I omitted the nuts and coconut, added three times the amount of millet to give the protein bars some extra crunch. Super yummy, super quick, and super satisfied!! Thank you!!
These look delicious! I only have chocolate mint flavoured protein powder at the moment so I’m going to try making them with that but maybe add less mint and see how it turns out :)
I found you in a Google search. I love your recipes!!! :]
I just wanted to post a warning about protein powders.They are not all the same, nor are they made with your health in mind. Even Garden of Life has heavy metals in them. They, are currently in the process of reducing these heavy metals, but, like I said, not all companies have your health in mind. Most are in business to make money and don’t really care about your health and well being. Garden of Life’s heavy metals should be reduced by 7/15.
I’ve singled out Garden of Life because that is what you said you used. For more info, go here: http://www.naturalnews.com/043759_Garden_of_Life_RAW_Protein_heavy_metals.html
Or Google heavy metals in protein powders. An easy way to do this is to highlight the phrase heavy metals in protein powders, right click and choose your search engine. Maybe most people know how to search this way, but some don’t.

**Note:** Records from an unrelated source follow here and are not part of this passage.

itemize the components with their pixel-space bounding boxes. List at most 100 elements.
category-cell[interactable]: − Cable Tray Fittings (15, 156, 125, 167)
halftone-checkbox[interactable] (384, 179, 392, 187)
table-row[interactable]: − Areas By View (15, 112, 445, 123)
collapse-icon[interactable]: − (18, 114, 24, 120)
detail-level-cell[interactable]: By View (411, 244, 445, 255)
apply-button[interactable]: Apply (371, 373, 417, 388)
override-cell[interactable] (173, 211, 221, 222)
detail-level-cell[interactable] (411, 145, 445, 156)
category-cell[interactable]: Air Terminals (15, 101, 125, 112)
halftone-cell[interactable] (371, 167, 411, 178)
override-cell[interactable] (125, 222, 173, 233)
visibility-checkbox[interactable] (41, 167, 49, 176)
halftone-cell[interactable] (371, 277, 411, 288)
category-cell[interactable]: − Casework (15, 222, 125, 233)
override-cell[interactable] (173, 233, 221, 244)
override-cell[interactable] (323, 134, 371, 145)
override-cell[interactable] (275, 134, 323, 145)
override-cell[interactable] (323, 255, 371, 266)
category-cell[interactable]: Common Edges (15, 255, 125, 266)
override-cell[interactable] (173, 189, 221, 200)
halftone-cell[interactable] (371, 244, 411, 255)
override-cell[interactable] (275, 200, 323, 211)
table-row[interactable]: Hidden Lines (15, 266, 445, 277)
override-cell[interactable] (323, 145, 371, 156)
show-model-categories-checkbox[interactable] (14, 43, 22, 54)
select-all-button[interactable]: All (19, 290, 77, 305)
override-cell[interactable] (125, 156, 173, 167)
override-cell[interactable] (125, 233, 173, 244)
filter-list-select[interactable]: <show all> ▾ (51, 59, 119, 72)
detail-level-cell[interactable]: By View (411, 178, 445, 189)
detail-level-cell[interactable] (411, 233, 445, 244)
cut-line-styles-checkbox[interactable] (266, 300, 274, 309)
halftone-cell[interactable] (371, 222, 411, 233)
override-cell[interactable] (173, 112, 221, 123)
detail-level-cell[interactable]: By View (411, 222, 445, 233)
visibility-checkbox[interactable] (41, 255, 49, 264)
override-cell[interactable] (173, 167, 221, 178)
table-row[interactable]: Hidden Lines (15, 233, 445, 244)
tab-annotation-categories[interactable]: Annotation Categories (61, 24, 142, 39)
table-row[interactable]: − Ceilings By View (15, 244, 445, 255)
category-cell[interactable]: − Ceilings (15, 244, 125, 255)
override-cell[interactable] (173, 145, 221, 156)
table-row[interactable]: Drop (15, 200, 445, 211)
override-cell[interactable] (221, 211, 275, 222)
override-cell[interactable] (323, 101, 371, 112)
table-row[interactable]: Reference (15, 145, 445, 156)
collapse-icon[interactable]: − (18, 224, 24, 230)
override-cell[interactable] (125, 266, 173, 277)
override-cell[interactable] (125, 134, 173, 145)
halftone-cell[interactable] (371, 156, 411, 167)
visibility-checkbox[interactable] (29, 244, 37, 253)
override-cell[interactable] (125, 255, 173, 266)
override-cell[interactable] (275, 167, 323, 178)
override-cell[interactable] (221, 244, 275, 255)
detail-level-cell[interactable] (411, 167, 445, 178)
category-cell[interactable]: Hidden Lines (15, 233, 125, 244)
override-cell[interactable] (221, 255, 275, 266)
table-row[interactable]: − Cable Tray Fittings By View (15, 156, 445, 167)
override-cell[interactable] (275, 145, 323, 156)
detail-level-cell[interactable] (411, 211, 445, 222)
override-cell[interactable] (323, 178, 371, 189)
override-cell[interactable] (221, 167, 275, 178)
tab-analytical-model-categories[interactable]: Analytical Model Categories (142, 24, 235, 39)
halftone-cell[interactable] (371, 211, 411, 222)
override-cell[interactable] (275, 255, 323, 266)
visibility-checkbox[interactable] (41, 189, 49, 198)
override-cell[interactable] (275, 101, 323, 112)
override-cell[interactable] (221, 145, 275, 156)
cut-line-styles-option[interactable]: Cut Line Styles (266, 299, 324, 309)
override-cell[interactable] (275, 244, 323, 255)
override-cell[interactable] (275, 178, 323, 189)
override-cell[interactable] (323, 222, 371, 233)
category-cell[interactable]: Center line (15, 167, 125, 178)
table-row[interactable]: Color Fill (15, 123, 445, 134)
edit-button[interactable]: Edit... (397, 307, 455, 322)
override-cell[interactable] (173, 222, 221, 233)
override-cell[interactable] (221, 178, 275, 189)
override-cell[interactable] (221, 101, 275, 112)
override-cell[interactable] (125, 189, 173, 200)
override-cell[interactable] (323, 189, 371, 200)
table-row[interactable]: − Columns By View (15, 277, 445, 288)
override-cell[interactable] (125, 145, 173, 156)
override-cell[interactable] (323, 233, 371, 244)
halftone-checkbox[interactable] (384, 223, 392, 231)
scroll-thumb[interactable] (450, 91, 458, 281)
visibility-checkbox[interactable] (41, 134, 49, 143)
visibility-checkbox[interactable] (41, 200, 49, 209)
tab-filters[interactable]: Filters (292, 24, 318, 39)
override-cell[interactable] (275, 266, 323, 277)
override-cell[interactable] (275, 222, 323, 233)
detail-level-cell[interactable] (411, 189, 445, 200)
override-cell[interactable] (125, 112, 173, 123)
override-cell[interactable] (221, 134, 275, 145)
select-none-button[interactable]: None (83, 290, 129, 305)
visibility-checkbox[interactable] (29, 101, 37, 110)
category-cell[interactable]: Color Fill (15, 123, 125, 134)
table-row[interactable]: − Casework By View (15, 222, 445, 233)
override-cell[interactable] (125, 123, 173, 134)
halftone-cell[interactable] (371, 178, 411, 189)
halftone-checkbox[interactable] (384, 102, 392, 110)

I’ve been a RN for over 25 years. I just think people need to know what they’re putting in their bodies.
Just made this using hemp seeds in place of protein powder and they were amazing! They didn’t even make it to the fridge because the family ate it right out of the bowl!
Hi
This recipe looks amazing!!! Do you have a recipe for Rocky Roads, gluten, dairy free?
Could you make this without nuts?
hey Julia, I haven’t tried it but you may be able to swap 3/4-1 cup of sunflower seeds in place of the nuts (and use a nut-free milk, too). Please let us know if you try anything out!